My company went bankrupt because of AI...
Video

My company went bankrupt because of AI...

2026.01.26
·YouTube·by 권준호
#AI#LLM#Prompt Engineering#Workflow Automation#Career Development

Key Points

  • 1Witnessing his company's demise due to AI, the author initially tried to master every new AI tool but quickly realized the overwhelming pace of technological change made this impossible.
  • 2He then understood that the real threat and opportunity lie not in AI tools themselves, but in individuals who can leverage AI to redefine and blur traditional professional boundaries, becoming indispensable.
  • 3The core message emphasizes that true expertise in the AI era is not about mastering specific tools, but about the uniquely human ability to define problems and strategize solutions, using AI only for the execution phase.

This paper presents a compelling narrative from a former full-stack developer whose company, a traditional chatbot vendor, collapsed due to the disruptive emergence of Generative AI, particularly ChatGPT. The author initially responded by intensely pursuing AI technical knowledge, delving into large language models (Davinci, LLaMA, BERT), text generation frameworks (RAG, vector databases), and then visual AI (SD 1.5, ComfyUI, Flux models). However, the author quickly realized that the pace of AI innovation—with new tools, models, and workflows emerging every few months—made it impossible to keep up by merely learning specific technologies. This relentless pursuit led to frustration and a sense of futility, as learned skills were rapidly rendered obsolete by newer, more efficient, often click-based or cloud-driven solutions.

The core methodology and central argument of the paper pivot from technical mastery to a meta-skill: problem definition and strategic application of AI. The author contends that the true threat and opportunity in the AI era do not come from the technology itself, but from individuals who leverage AI as a powerful tool within their existing domain expertise. This is illustrated through the hypothetical case of "Marketer Kim Chul-soo," an ordinary marketer who, by integrating AI into his workflow, can produce high-quality design mockups and video storyboards that rival the output of dedicated design and video teams, but at ten times the speed. This scenario highlights how individuals *wielding* AI, rather than AI itself, can displace traditional roles by collapsing the "walls of specialization" between different professional fields. The paper argues that mere tool proficiency without deep industry knowledge or a clear problem-solving mindset leads to low-quality, undifferentiated outputs (e.g., generic AI-generated content).

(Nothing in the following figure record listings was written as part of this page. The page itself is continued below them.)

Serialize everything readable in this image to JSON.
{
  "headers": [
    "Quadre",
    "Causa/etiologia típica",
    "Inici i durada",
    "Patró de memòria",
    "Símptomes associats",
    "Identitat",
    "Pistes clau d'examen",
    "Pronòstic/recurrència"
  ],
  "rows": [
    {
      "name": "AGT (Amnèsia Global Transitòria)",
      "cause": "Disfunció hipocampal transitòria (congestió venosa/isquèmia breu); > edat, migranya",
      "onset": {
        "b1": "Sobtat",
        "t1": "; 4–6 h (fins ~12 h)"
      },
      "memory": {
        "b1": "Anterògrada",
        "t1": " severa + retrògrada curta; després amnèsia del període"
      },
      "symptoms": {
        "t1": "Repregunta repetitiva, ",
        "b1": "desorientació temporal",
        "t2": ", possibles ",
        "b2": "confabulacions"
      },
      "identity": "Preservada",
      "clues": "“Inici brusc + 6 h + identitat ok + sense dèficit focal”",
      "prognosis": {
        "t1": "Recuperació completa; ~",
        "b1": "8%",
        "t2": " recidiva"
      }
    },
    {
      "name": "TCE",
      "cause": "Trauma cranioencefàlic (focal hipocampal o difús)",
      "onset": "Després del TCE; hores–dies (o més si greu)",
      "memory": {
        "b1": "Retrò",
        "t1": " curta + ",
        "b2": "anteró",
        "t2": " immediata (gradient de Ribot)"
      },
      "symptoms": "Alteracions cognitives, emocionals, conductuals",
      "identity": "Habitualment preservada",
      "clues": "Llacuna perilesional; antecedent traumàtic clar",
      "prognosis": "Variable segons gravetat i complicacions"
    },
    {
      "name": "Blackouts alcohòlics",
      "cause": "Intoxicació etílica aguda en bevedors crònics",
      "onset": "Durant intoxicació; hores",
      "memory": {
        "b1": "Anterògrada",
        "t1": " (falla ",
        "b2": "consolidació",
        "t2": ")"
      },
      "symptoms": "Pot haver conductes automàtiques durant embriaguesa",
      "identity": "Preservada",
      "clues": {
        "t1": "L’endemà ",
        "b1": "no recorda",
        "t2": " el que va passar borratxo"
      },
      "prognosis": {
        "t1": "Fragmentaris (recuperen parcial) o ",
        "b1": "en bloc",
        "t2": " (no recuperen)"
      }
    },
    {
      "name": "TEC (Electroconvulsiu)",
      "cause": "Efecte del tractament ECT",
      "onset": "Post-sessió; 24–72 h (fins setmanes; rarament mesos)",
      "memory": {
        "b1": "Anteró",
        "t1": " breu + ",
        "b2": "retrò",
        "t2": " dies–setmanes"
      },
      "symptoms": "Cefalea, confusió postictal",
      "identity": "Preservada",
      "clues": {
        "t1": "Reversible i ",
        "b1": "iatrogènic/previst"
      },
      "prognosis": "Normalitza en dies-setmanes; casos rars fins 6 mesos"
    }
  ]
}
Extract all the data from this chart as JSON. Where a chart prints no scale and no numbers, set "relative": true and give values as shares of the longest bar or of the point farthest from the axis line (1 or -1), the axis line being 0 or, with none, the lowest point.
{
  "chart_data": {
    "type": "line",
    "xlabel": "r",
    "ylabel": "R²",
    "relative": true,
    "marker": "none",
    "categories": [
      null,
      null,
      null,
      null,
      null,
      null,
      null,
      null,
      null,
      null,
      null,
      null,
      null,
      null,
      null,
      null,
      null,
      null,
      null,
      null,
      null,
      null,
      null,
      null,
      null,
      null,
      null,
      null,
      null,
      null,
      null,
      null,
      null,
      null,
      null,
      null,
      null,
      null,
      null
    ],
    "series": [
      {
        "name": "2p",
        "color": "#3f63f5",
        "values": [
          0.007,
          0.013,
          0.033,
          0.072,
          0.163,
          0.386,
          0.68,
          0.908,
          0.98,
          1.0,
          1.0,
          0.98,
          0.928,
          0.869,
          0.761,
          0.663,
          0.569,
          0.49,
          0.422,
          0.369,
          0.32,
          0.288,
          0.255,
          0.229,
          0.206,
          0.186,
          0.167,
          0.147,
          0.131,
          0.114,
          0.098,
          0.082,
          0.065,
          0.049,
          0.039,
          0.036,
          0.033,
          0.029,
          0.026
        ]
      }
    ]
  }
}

The proposed "methodology" for thriving in the AI era is a 5-step problem-definition process:

  1. Assess Situation and Resources: Understand one's current context and available assets.
  2. Define Clear Goals: Establish precise objectives.
  3. Break Down Goals: Decompose the primary goal into manageable sub-steps.
  4. Anticipate Problems: Proactively identify potential obstacles.
  5. Execution (with AI): Only after the rigorous human-led design phase is complete, AI tools are deployed for actual implementation.

This process emphasizes that steps 1-4, which involve abstract conceptualization, strategic planning, and problem framing, are exclusively human domains. AI's role is relegated to step 5, the execution phase, where it acts as a powerful enabler rather than a primary driver of ideation. The author suggests that even non-experts can engage in this design process by using AI itself to bridge knowledge gaps, for example, by asking an AI to explain professional terminology or processes (e.g., "What lighting terms do experts use for this desired visual effect?"). This allows individuals to leverage AI to refine their abstract ideas into concrete, professional concepts.

In essence, the paper concludes that adaptability, resilience, and a persistent focus on defining and solving problems are far more critical than an endless pursuit of transient technical skills. AI, in this framework, is not something to learn exhaustively, but a malleable tool to be strategically applied to solve specific, human-defined problems. The true "AI expert" is not someone who knows every tool, but someone who understands *how* to use AI effectively to address real-world challenges, thus becoming indispensable.